Once fully autonomous vehicles represent 100% of the traffic fleet, the suggested changes result in cheaper road designs with a reduced environmental footprint. To quantify the effect of the updated models, a roadway previously designed according to current standards was redesigned according to the proposed future standards. The results validated the economic and environmental benefits of the proposed models through the reduced cut and fill volumes of the new design and the flexibility to use shorter vertical curves. Noting that the currently existing infrastructure provides higher capacity for a fully autonomous vehicles fleet, this research applies to prospective roads that shall be constructed in the future having a fully automated vehicle as the design vehicle.

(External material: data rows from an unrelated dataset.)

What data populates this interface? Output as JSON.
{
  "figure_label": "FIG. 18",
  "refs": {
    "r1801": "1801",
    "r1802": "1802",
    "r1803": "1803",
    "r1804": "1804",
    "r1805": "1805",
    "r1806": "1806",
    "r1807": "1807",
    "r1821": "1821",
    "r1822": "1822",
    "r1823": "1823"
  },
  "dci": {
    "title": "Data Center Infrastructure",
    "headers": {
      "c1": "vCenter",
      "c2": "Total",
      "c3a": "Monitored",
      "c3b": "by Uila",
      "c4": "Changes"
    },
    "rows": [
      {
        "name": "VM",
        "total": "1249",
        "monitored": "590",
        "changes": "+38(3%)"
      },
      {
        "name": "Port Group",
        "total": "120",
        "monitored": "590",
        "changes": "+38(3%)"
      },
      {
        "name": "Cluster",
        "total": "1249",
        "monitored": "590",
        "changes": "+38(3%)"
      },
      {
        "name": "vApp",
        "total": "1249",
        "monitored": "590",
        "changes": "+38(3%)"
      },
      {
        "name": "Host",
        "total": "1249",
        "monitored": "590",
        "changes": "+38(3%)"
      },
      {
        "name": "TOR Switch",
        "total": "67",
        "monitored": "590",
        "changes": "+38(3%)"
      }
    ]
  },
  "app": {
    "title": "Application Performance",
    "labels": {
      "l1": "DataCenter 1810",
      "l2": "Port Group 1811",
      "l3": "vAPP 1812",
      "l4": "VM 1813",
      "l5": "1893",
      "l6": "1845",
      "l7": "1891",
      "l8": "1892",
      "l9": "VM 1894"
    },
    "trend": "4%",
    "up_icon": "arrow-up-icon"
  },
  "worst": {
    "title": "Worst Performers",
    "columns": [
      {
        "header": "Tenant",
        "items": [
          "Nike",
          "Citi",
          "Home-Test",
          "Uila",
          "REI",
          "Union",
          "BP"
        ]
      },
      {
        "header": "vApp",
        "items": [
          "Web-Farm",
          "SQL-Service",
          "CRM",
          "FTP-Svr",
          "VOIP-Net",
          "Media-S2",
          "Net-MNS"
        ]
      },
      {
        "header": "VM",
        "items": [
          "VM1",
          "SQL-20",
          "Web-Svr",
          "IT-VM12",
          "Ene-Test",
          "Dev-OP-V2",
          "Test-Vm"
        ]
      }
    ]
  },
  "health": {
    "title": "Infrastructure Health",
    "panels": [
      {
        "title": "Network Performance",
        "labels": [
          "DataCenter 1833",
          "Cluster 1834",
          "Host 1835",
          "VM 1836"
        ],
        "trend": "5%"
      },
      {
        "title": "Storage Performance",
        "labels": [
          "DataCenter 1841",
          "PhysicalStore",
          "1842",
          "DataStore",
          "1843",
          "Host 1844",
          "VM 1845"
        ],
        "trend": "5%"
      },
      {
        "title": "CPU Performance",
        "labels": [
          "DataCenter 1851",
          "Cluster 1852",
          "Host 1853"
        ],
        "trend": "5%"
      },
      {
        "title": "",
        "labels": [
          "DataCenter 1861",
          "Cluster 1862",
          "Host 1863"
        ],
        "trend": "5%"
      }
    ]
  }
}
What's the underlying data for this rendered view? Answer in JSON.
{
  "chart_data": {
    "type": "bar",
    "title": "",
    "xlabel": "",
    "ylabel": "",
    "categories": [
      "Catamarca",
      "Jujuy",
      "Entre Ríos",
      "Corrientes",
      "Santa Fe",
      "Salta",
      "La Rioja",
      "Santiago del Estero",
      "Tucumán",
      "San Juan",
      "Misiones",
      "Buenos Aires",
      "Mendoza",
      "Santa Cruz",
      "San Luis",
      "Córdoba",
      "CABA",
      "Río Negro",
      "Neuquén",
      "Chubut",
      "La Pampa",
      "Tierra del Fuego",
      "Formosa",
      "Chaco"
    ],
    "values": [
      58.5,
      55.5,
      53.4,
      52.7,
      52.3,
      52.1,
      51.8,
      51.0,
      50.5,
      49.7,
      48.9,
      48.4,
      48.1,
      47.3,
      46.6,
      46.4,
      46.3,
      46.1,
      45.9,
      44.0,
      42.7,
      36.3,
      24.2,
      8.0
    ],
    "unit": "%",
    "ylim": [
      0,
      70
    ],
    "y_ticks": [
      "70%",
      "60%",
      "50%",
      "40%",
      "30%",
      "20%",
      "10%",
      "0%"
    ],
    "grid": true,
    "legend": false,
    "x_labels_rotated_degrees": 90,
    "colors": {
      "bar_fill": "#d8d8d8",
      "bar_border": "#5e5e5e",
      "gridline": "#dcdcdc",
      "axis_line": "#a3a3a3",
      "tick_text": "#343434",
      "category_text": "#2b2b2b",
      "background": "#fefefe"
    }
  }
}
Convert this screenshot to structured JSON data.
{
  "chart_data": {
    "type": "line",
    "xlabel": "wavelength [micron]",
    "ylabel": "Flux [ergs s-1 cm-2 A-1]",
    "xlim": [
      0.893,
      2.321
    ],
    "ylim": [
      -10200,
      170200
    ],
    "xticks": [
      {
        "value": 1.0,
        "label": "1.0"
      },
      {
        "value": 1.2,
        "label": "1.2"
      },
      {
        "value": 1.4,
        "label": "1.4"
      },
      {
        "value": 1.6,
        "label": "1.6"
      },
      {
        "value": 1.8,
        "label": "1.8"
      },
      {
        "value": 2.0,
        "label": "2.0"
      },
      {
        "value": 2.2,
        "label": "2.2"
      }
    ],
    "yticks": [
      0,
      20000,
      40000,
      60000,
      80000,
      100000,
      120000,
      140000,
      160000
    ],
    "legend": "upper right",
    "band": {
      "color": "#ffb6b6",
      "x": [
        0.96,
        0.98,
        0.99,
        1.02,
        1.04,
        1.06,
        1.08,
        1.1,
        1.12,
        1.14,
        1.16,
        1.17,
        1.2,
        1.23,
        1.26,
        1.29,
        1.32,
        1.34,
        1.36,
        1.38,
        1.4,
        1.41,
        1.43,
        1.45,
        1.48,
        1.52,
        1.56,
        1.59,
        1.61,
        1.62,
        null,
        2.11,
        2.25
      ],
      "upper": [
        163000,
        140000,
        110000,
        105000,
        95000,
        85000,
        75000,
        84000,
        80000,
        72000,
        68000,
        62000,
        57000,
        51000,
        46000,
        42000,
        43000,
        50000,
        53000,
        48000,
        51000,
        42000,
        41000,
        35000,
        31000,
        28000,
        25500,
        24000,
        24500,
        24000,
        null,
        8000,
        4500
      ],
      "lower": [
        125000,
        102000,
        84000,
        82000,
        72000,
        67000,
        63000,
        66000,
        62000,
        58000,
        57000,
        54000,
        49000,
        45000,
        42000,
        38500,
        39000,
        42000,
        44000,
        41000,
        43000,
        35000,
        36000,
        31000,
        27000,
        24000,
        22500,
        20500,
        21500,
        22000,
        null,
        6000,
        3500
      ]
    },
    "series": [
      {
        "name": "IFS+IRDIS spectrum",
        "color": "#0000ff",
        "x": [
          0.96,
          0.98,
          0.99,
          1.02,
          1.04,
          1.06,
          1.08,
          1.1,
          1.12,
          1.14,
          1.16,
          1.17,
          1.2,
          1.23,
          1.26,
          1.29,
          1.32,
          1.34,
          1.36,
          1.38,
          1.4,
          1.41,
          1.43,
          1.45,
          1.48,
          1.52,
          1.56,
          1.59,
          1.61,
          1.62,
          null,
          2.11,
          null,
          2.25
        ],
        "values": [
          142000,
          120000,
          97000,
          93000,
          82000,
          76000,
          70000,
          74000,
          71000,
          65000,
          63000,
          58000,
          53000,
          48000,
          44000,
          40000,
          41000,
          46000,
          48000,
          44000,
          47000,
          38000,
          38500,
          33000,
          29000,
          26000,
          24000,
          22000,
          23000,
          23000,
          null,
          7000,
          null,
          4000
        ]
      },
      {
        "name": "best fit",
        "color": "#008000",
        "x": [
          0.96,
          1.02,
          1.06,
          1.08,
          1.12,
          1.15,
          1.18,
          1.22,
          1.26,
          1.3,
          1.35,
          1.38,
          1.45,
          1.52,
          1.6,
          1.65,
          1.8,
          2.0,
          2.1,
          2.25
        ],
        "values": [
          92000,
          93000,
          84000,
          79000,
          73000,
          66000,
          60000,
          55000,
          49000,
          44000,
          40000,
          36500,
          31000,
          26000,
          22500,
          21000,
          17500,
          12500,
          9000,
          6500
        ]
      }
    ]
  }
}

This study represents a step forward towards the future of transportation and accounts for the presence of fully autonomous vehicles and their effect on several highway geometric design elements in a simple scenario. There are more aspects that need to be investigated and accounted for in later studies. Future work shall focus not only on the direct but also on the indirect effects of shifting towards an autonomous vehicle fleet. The reduction in the DSD models for avoidance maneuvers C, D, and E will be investigated in detail. This significant reduction in DSD will have direct impacts on current traffic design concepts and on highway signage concepts. This paper only discussed the PRT portion of the SSD model. In current practice, the SSD used in both crest and sag vertical curves equations is based on 0% grade, which differs from reality and should be accurately calculated in an autonomous vehicle environment. The current braking distance of the SSD model will also be affected and will be analyzed in more detail. Compared to human drivers, autonomous vehicles can apply the brakes harder/faster and more evenly, while better utilizing the antilock braking systems. Moreover, regarding SSD provision in autonomous vehicle environment, there are other factors besides PRT as well as the vertical location of the LiDAR that greatly affect the final SSD value. While this study takes those two parameters into consideration for a preliminary investigation, other factors should be investigated in future work.

Data Availability

The data used to support the findings of this study are available from the corresponding author upon request.

Conflicts of Interest

The authors declare that they have no conflicts of interest.

Acknowledgments

This research is funded by the Lebanese American University and the National Council for Scientific Research (Grant # 859).